15.7.08

I not so briefly summarize

A lot's been going on lately, which is a good thing. First of all, it's really fucking hot. No, I mean I can feel myself radiating heat after I come back from a run and have been reduced to waking up early just to run. I can honestly say I never thought I'd be one of those people. Really.

Shakespeare started a while back, but so far all I've seen is Love's Labour's Lost, which was a new one for me. Incredibly brief summary: Four men in Navarre have sworn off women to pursue their studies and establish an Academy at the court. The problem is that the king has forgotten that the Princess of France and her three ladies are en route to ask for a war funds. The four men fall in love, but the four ladies fail to take them seriously. Everything is ruined by the announcement that the Princess's father has died.

The production was set in Kennebunkport before America's entry to WWI. This worked well with the French envoy of ladies requesting a war loan and was cleverly used in a couple of important moments. For instance, when the four men discover they've all broken their oaths and decide to jointly pursue the ladies in earnest, they rip off their old school matching college football sweaters.

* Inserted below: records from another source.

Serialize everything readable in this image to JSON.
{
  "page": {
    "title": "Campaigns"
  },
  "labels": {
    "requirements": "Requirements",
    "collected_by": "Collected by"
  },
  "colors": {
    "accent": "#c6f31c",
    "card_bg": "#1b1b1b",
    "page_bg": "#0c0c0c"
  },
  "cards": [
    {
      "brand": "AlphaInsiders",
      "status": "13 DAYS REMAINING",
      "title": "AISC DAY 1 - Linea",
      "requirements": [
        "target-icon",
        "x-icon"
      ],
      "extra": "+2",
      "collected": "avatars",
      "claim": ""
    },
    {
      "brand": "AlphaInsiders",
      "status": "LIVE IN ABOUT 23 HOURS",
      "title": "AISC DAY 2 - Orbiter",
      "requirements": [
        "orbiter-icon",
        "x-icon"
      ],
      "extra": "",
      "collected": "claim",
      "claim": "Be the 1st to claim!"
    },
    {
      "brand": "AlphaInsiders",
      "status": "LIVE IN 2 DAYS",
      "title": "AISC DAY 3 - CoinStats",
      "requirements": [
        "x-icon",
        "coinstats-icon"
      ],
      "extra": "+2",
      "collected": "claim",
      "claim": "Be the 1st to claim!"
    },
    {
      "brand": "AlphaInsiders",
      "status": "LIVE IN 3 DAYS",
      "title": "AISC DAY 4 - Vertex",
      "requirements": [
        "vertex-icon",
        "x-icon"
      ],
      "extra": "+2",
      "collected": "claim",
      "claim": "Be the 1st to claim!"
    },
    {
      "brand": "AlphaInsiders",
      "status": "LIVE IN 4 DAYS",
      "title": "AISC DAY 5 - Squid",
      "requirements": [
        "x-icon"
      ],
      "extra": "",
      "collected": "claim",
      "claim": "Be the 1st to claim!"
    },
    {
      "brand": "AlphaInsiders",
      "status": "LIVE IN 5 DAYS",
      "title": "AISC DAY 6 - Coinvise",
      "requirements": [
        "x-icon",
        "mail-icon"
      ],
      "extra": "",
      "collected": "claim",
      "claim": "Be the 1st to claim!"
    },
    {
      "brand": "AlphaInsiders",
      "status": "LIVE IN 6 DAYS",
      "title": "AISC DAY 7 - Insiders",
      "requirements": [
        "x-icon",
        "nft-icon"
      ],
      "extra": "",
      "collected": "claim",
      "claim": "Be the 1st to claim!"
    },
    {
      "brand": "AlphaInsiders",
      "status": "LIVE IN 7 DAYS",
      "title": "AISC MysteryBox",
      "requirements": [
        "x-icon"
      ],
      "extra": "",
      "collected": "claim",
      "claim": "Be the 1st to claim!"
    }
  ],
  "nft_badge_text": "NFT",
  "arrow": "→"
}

But as to the play itself, I don't think it's held up so well as the other comedies. Harold Bloom claims it as one of his favorites, but it's so full of contemporary jokes and allusions that you're left lost too often. It doesn't help that one of the comic characters, Don Armado, requires an overblown Spanish accent, rendering his jokes even more difficult to follow. This production also gave the scholar Holofernes a little bit of a lisp, further exacerbating the problem. So not my favorite play.

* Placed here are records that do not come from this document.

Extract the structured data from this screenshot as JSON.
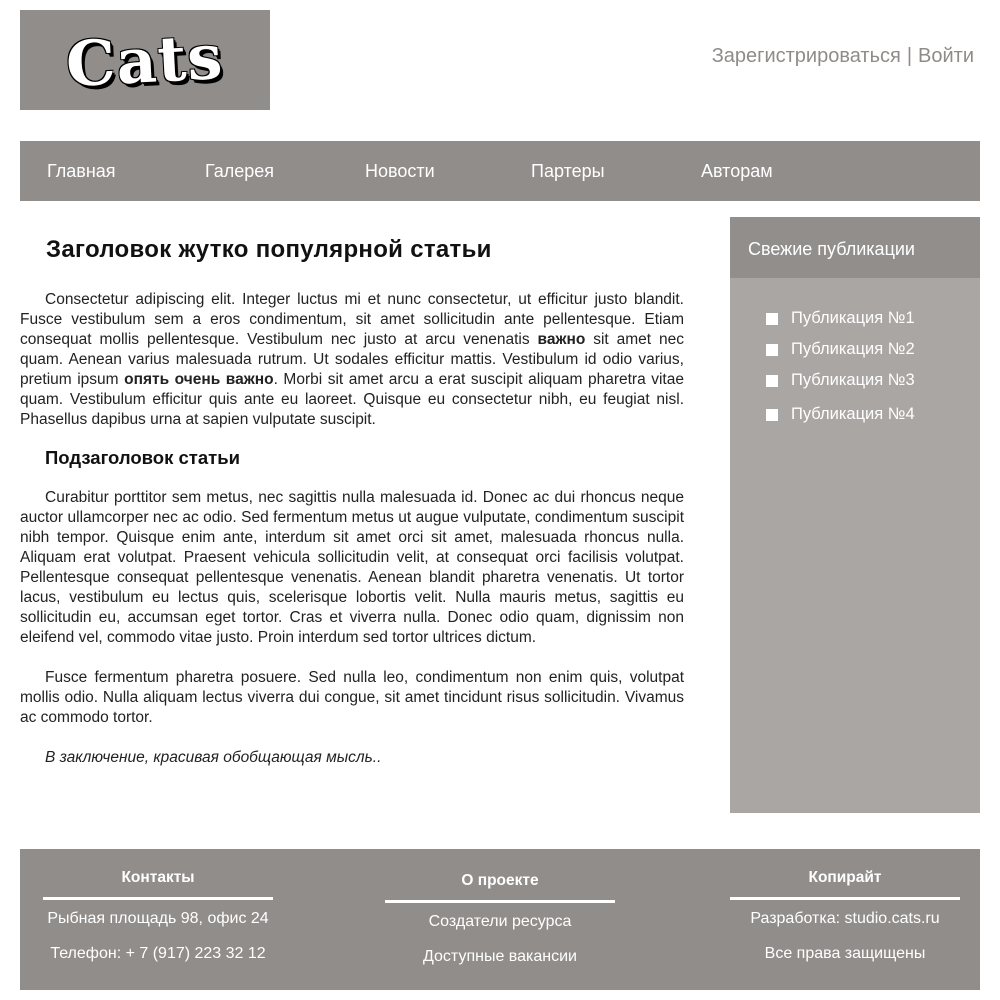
{
  "header": {
    "logo_text": "Cats",
    "register": "Зарегистрироваться",
    "separator": "|",
    "login": "Войти"
  },
  "nav": [
    "Главная",
    "Галерея",
    "Новости",
    "Партеры",
    "Авторам"
  ],
  "article": {
    "title": "Заголовок жутко популярной статьи",
    "p1": {
      "a": "Consectetur adipiscing elit. Integer luctus mi et nunc consectetur, ut efficitur justo blandit. Fusce vestibulum sem a eros condimentum, sit amet sollicitudin ante pellentesque. Etiam consequat mollis pellentesque. Vestibulum nec justo at arcu venenatis ",
      "bold1": "важно",
      "b": " sit amet nec quam. Aenean varius malesuada rutrum. Ut sodales efficitur mattis. Vestibulum id odio varius, pretium ipsum ",
      "bold2": "опять очень важно",
      "c": ". Morbi sit amet arcu a erat suscipit aliquam pharetra vitae quam. Vestibulum efficitur quis ante eu laoreet. Quisque eu consectetur nibh, eu feugiat nisl. Phasellus dapibus urna at sapien vulputate suscipit."
    },
    "subtitle": "Подзаголовок статьи",
    "p2": "Curabitur porttitor sem metus, nec sagittis nulla malesuada id. Donec ac dui rhoncus neque auctor ullamcorper nec ac odio. Sed fermentum metus ut augue vulputate, condimentum suscipit nibh tempor. Quisque enim ante, interdum sit amet orci sit amet, malesuada rhoncus nulla. Aliquam erat volutpat. Praesent vehicula sollicitudin velit, at consequat orci facilisis volutpat. Pellentesque consequat pellentesque venenatis. Aenean blandit pharetra venenatis. Ut tortor lacus, vestibulum eu lectus quis, scelerisque lobortis velit. Nulla mauris metus, sagittis eu sollicitudin eu, accumsan eget tortor. Cras et viverra nulla. Donec odio quam, dignissim non eleifend vel, commodo vitae justo. Proin interdum sed tortor ultrices dictum.",
    "p3": "Fusce fermentum pharetra posuere. Sed nulla leo, condimentum non enim quis, volutpat mollis odio. Nulla aliquam lectus viverra dui congue, sit amet tincidunt risus sollicitudin. Vivamus ac commodo tortor.",
    "conclusion": "В заключение, красивая обобщающая мысль.."
  },
  "sidebar": {
    "title": "Свежие публикации",
    "items": [
      "Публикация №1",
      "Публикация №2",
      "Публикация №3",
      "Публикация №4"
    ]
  },
  "footer": {
    "contacts": {
      "title": "Контакты",
      "address": "Рыбная площадь 98, офис 24",
      "phone": "Телефон: + 7 (917) 223 32 12"
    },
    "about": {
      "title": "О проекте",
      "creators": "Создатели ресурса",
      "vacancies": "Доступные вакансии"
    },
    "copyright": {
      "title": "Копирайт",
      "dev": "Разработка: studio.cats.ru",
      "rights": "Все права защищены"
    }
  }
}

On the writing front, I was told by my workshop last week that the story I gave them was a novel, which is actually how it started out. So not all bad, although I really wasn't looking to be working on a novel now. I've got another couple of days to put together my next piece for them, which most definitely is not a novel, although the world it's in could certainly support one. I do find myself creating quite a number of worlds that sit astride the scifi/fantasy border to varying degrees, and this one very much so does that with post-apocalyptic magic fun.